RME teachers employ a number of techniques to engage students in ways that produce authentic and meaningful mathematical ideas. This page introduces **key strategies** that RME teachers use to support students’ mathematising, from building on their **informal understanding of context**, to **making connections across different areas of mathematics**. We highlight several examples drawn from our materials that will help you to develop your practice – remember that the teaching guides include a section on ‘about the maths’ for individual slides and activity sheets.

Here are four to begin with – you can read more about these and other techniques on our putting it all together page.

### 1. Go back to the context.

RME aims to build mathematics from contexts which students can visualise as a basis for informal models. As they grapple with difficult ideas—like percentage change as in the ‘Bargains’ video on the RME in action page—returning to the details of the context can help them stay on track and make sense of what is going on.

While staying close to the details of particular contexts, RME teachers also aim to support students in making connections across a range of contexts, representations, and mathematical concepts. Our RME modules always contain multiple contexts from within which students can tackle new mathematical concepts and strategies. This means that if students don’t immediately connect with a certain context, they may make these connections in the following one.

### 2. “Where can you see the… in… ?”

RME encourages students to make connections across various representations of a situation – the Landscape diagrams illustrate how starting contexts on the bottom layer connect with models of those contexts above them.

The question ‘Where can you see …. in ……? ‘ helps students to make explicit connections between one representation and another. In the case of the subway sandwich you could ask ‘Where can you see the sandwich in the bar?’.

Read more about this technique here. You can also find a detailed application in Lessons 7 and 11 of the G1 Teaching Guide.

### 3. “Say what you see.”

An RME teacher aims to facilitate mathematical discussions that draw out quite close and technical observations from students. Asking students to ‘say what you see’ leads to subtly different ways of describing the situation, using a variety of language and interpretations.

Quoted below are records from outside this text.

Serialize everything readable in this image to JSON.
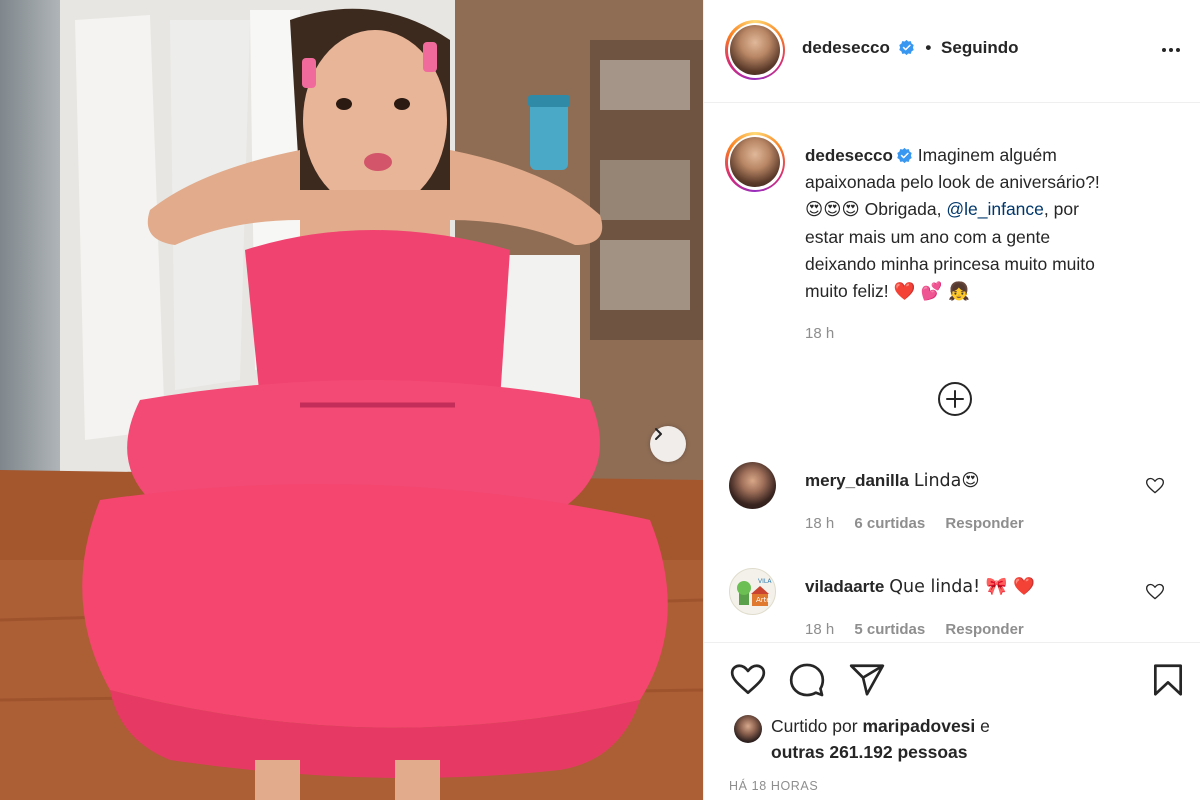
{
  "post": {
    "author": "dedesecco",
    "follow_separator": "•",
    "follow_status": "Seguindo",
    "caption": {
      "line1": "Imaginem alguém",
      "line2": "apaixonada pelo look de aniversário?!",
      "emojis_start": "😍😍😍",
      "thanks": "Obrigada,",
      "mention": "@le_infance",
      "after_mention": ", por",
      "line4": "estar mais um ano com a gente",
      "line5": "deixando minha princesa muito muito",
      "line6": "muito feliz!",
      "emojis_end": "❤️ 💕 👧"
    },
    "caption_time": "18 h"
  },
  "comments": [
    {
      "user": "mery_danilla",
      "text": "Linda😍",
      "time": "18 h",
      "likes": "6 curtidas",
      "reply": "Responder"
    },
    {
      "user": "viladaarte",
      "text": "Que linda! 🎀 ❤️",
      "time": "18 h",
      "likes": "5 curtidas",
      "reply": "Responder"
    }
  ],
  "engagement": {
    "liked_prefix": "Curtido por",
    "liked_user": "maripadovesi",
    "liked_and": "e",
    "liked_others": "outras 261.192 pessoas",
    "timestamp": "HÁ 18 HORAS"
  },
  "vila_logo": {
    "small": "VILA",
    "big": "Arte"
  },
  "icons": {
    "header_more": "more-horizontal-icon",
    "verified": "verified-badge-icon",
    "load_more": "plus-circle-icon",
    "next": "chevron-right-icon",
    "like": "heart-outline-icon",
    "comment": "speech-bubble-icon",
    "share": "paper-plane-icon",
    "save": "bookmark-icon"
  },
  "colors": {
    "verified": "#3897f0",
    "mention": "#00376b",
    "muted": "#8e8e8e",
    "dress": "#f2416f"
  }
}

This image prompts detailed observation of the objects on both sides of the scales, and the fact of balance. Students begin to match items up and make deductions about the equivalence of what is left.

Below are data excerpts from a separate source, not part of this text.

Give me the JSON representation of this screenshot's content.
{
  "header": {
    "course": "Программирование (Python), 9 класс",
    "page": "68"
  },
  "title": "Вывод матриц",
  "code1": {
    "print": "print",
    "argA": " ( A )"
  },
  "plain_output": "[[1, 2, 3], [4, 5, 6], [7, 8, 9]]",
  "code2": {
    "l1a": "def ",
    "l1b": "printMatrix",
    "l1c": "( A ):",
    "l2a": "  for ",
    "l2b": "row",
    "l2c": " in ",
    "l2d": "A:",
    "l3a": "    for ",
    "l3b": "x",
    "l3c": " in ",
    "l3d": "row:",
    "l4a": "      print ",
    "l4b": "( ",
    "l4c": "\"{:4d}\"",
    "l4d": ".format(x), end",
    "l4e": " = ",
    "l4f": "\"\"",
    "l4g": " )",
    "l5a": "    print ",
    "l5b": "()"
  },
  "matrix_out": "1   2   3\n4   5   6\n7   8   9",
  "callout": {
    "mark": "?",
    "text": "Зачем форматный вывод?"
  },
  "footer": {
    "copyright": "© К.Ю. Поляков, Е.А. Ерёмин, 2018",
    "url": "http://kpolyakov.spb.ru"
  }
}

Look at the Teaching Guide from Knowing the Unknown (A1) for more on the application of “say what you see”. This technique appears in Lesson 6 in particular.

### 4. “What is the same?” / “What is different?”

This question helps to stimulate discussion of slides such as this, which focuses on the equivalence of the two expressions for a fish and chip shop order in Knowing the Unknown (A1).

This slide supports an informal expansion of brackets. While the expressions are *mathematically* equivalent, this is not the same as saying they are identical, and the question “are the two expressions the same” may elicit different responses because of this.